Categories
THE BASEMENT VAPES

The Basement Vapes, Volume Nine: Spoiler Alert! Shadow Beats The Heat

Together again for the very first time, De Niro and Pacino get mixed up with DJ Shadow in the perfect movie trailer that never was. MAGNET’s Mitch Myers yells “Action!”

“I do what I do best. I take scores. You do what you do best. Try to stop guys like me.”

In tribute to the reunion of Robert De Niro and Al Pacino in Martin Scorsese’s latest film The Irishman, let’s recall the first time these two icons met face to face, cinematically. The year was 1995, the director was Michael Mann, and the movie was Heat. Yes, two decades earlier, both actors were in The Godfather Part II, but they were never onscreen at the same time. In Heat, however, the confrontation between these two outsized personas was precisely the point.

One cop. One robber. Not really that different from one another. Each with a backstory. Each with a team of macho minions. Both in fractured love relationships. Both totally consumed by their work. Two alpha dogs hurtling toward the inevitable collision of an unstoppable force meeting an immovable object. All of this is exemplified in the much-ballyhooed roadside diner scene where the duo trades lines mano a mano, sitting across the table from one another. Set in Los Angeles and based on a true story, the bank-heist film has a solid supporting cast including Val Kilmer, Ashley Judd and Jon Voight.
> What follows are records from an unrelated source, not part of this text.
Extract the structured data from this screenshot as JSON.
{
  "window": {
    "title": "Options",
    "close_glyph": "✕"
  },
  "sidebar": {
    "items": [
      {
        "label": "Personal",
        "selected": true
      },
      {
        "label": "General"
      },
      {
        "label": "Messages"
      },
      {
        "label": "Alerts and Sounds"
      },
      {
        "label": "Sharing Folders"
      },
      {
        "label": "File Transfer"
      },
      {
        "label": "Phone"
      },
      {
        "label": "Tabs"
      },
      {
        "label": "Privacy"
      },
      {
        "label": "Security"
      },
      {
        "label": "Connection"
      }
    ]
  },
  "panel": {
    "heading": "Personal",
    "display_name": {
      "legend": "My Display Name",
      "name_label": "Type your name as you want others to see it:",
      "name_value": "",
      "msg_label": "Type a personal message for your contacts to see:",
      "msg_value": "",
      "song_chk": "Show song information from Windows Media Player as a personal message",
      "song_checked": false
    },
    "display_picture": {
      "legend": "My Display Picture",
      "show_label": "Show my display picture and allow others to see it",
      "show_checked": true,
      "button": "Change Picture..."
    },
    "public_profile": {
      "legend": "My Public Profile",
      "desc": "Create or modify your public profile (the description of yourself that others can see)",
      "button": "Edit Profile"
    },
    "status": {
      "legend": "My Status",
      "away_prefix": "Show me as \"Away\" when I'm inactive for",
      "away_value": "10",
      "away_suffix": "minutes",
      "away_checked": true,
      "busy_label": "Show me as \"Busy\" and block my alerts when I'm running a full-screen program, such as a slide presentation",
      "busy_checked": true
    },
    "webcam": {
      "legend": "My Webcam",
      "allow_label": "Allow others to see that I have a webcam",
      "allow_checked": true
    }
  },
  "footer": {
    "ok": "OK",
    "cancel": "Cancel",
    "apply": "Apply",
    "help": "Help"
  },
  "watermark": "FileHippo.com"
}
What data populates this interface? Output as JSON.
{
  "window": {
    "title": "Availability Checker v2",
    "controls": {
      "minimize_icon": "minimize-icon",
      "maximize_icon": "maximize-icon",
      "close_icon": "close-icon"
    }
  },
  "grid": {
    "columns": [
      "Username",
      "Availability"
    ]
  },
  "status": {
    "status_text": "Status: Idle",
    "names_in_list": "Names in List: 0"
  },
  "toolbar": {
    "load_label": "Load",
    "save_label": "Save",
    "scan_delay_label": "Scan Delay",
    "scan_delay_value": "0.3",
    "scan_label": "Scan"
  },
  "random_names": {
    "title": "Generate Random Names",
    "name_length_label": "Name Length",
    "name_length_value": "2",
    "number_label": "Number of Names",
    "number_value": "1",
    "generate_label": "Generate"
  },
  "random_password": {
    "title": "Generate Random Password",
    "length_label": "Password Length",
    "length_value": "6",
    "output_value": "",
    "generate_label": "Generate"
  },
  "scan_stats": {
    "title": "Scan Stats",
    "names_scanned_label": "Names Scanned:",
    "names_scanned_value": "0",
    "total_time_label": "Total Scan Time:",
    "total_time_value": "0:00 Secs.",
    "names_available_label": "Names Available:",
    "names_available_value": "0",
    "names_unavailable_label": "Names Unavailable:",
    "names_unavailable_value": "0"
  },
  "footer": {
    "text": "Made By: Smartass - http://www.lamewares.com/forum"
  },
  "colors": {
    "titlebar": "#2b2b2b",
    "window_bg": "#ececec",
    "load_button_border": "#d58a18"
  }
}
If you’ve never seen Heat, don’t worry, I’m not going to tell you how it ends. Hint: Two men enter, one man leaves.

What I will tell you is that in 1996, the year after Heat came out, DJ Shadow released Endtroducing….., his groundbreaking full-length debut. Shadow (Josh Davis) was an innovative hip-hop “bedroom composer” outside Sacramento who devised an astounding sonic experience entirely out of samples, mostly from old, forgotten vinyl. The entire LP is a headphone masterpiece and probably the first of its kind. Consider haunting album track “Stem/Long Stem/Transmission 2,” an elaborately constructed electro-chamber suite. The track stitches together obscure instrumental samples and urgent drum-machine flourishes with found dialogue interspersed. “Stem” presents an ominous synthetic world of sound with strong recurring motifs. It sustains a wide dramatic arc, demanding engagement and provoking an emotional response—kind of like a good movie.

Which brings us back to the cops and robbers. According to legend, back then DJ Shadow was in the U.K. when Mo’Wax label owner James Lavelle asked him to cough up a remix off of Endtroducing….. to help plug the record. Since Shadow was on the road and away from his immense record library, he had to make do with whatever source material was on hand, which apparently was the movie Heat. The net result, “Stem (Cops ‘N’ Robbers Mix)” takes the first movement of Shadow’s original track and transposes selected dialogue from Heat to highlight and embellish his dramatic vision.

As Shadow’s suspenseful soundclash unfolds, we’re introduced to the film’s two main protagonists and the inexorable fate that awaits them. Besides Al and Bobby’s frank exchange at the diner, there’s the set-up, the cop analysis and thwarted pursuit, the big bank heist and, of course, the climactic conclusion. Shorn of the film’s side-trips and entanglements, Shadow’s abridged take is tension-filled—anchored by sampled synthesizers, an elegiac violin and punctuated by gabber-paced drum beats unleashed in the guaranteed gunfire crescendo. This “Stem” remix serves as a worshipful reconstruction of Heat, as Shadow condenses the storyline and presents a concise, riveting audio cut just less than four minutes long.

Here’s the thing. After having listened to the “Cops ‘N’ Robber Mix” countless times and being convinced of Shadow’s dazzling auteur instincts, I stumbled upon a YouTube video where some savvy fan had edited Heat to conform with Shadow’s audio portrayal. And it’s freaking brilliant. Using Shadow’s dialogue samples to guide the visual cues and matching the DJ’s impossible beats with high-action explosions and machine-gun bursts timed down to the second, this film edit is a thrilling music video that also serves as a hyper-advanced, spoiler-alert, perfect movie trailer that never was. So, if you don’t have time to watch Heat in its entirety (which you really should), just check out this four-minute version. There’s a similar edit online with a sharper picture, but I prefer this one for its editorial choices and painstaking precision. This ain’t no director’s cut—but this ain’t no fooling around either.                                          

For the record, here’s the original theatrical trailer for Heat, so we can see how clichéd movie trailers were back in 1995. You’ll notice instances of the same scenes being used in Shadow’s mix—because these classic performances simply had to be showcased. Still, Heat is far better than this overdone studio trailer represents, and it proves that the movie really did deserve the crazy-visual remix it ultimately received.

When else has a film been remixed with a built-in soundtrack that then becomes an after-the-fact movie trailer and messes with the space-time continuum? We’ll have get back to you on that.